When most of us think about education we assume the presence of at least one teacher and one student. More often, we imagine a teacher and a room full of students, the classic and ubiquitous model with which we are all familiar. Who of us imagines a room with no teacher?
One answer to that would be Sugata Mitra, an education researcher from India who has done remarkable work in an unusual line of thinking. Mitra has made it his business to investigate a very difficult question: What can be done to educate children in the many places in our world where teachers cannot or will not go?
The question itself makes us stop and examine our assumptions. How could there be a classroom with no teacher? What would it be like?

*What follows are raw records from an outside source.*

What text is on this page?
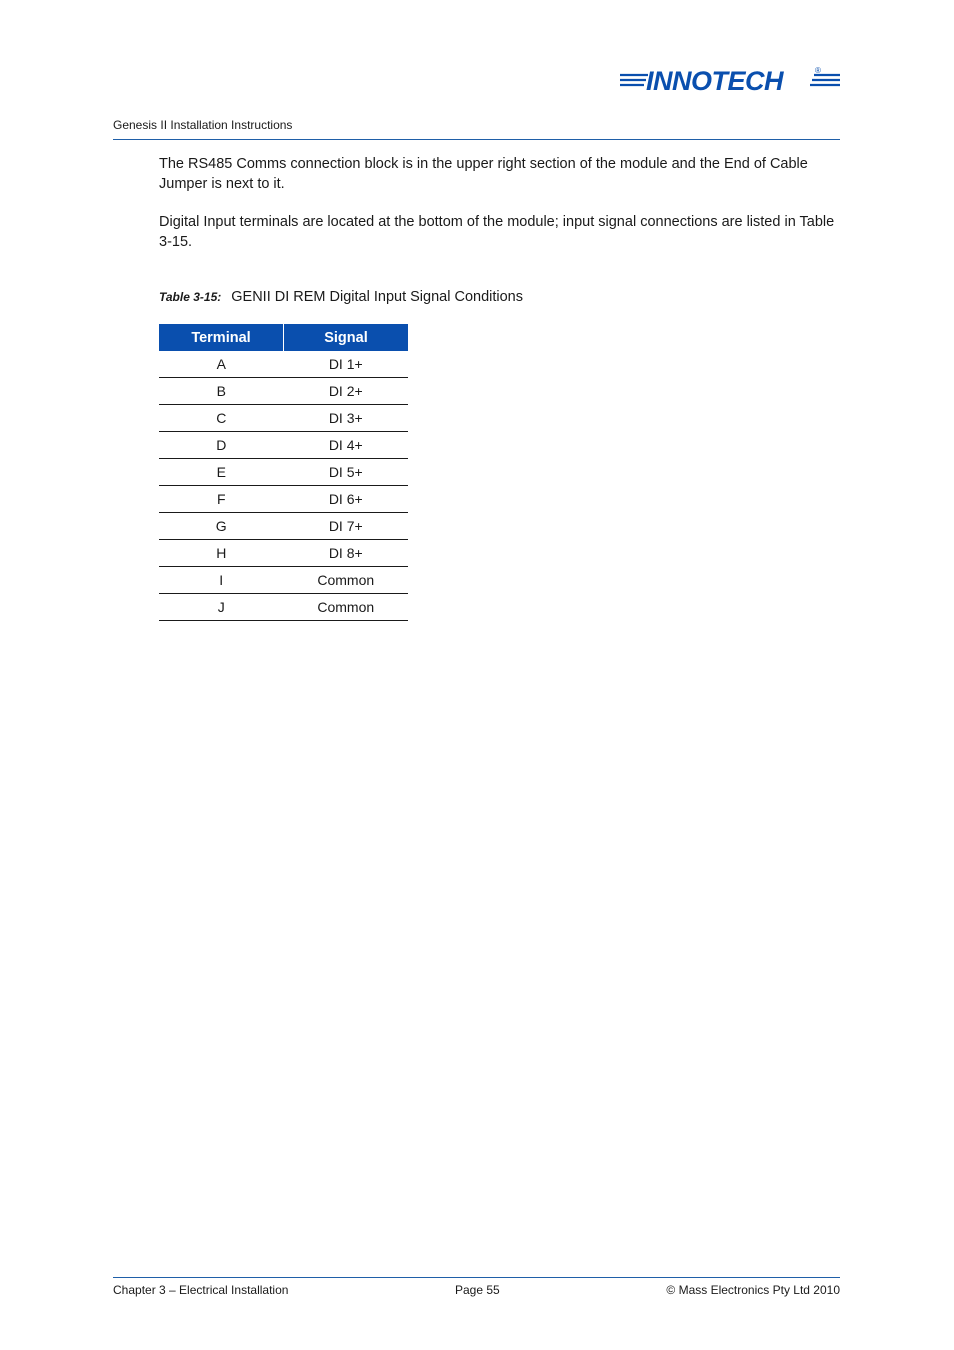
INNOTECH	®
Genesis II Installation Instructions

The RS485 Comms connection block is in the upper right section of the module and the End of Cable Jumper is next to it.

Digital Input terminals are located at the bottom of the module; input signal connections are listed in Table 3-15.

Table 3-15: GENII DI REM Digital Input Signal Conditions
Terminal	Signal
A	DI 1+
B	DI 2+
C	DI 3+
D	DI 4+
E	DI 5+
F	DI 6+
G	DI 7+
H	DI 8+
I	Common
J	Common
Chapter 3 – Electrical Installation	Page 55	© Mass Electronics Pty Ltd 2010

What could possibly happen in such a situation?
The following video details the experiment Dr. Mitra performed to find some answers to those questions. What he found and developed was the concept of minimally invasive education. This is pretty impressive stuff and ought to arouse a sense of wonder and humility regarding the strength of our species’ ability to learn and the complexity of what it means for adults to provide an education to our children.
Building on the Hole-In-The-Wall experiments, Mitra later developed what he termed self-organizing learning environments. These were simple structures providing computer and internet access to groups of 4-5students. Says Mitra, “My work with self organized learning by children shows that groups of children can learn to use computers and the Internet to answer almost any question. This happens everywhere and is independent of what language they speak, where they live and how rich or poor they are. All they need is free access and the liberty to work in unsupervised groups. The most effective group size seems to be 4-5 children.” He also say that such learning is “activated by questions, not answers,” and that the children “who use these computers seem to be scoring higher in English and mathematics. It was also established that they could pass a government examination in computer science on their own.”
Mitra’s version of student-centered education is not only student-centered, but student-driven. It represents an extreme on the continuum that should cause usto question some of our assumptions about education and learning. Focus on the child and his or her activity decreases as the focus on adult believes and methodologies increase, with the other extreme being military schools.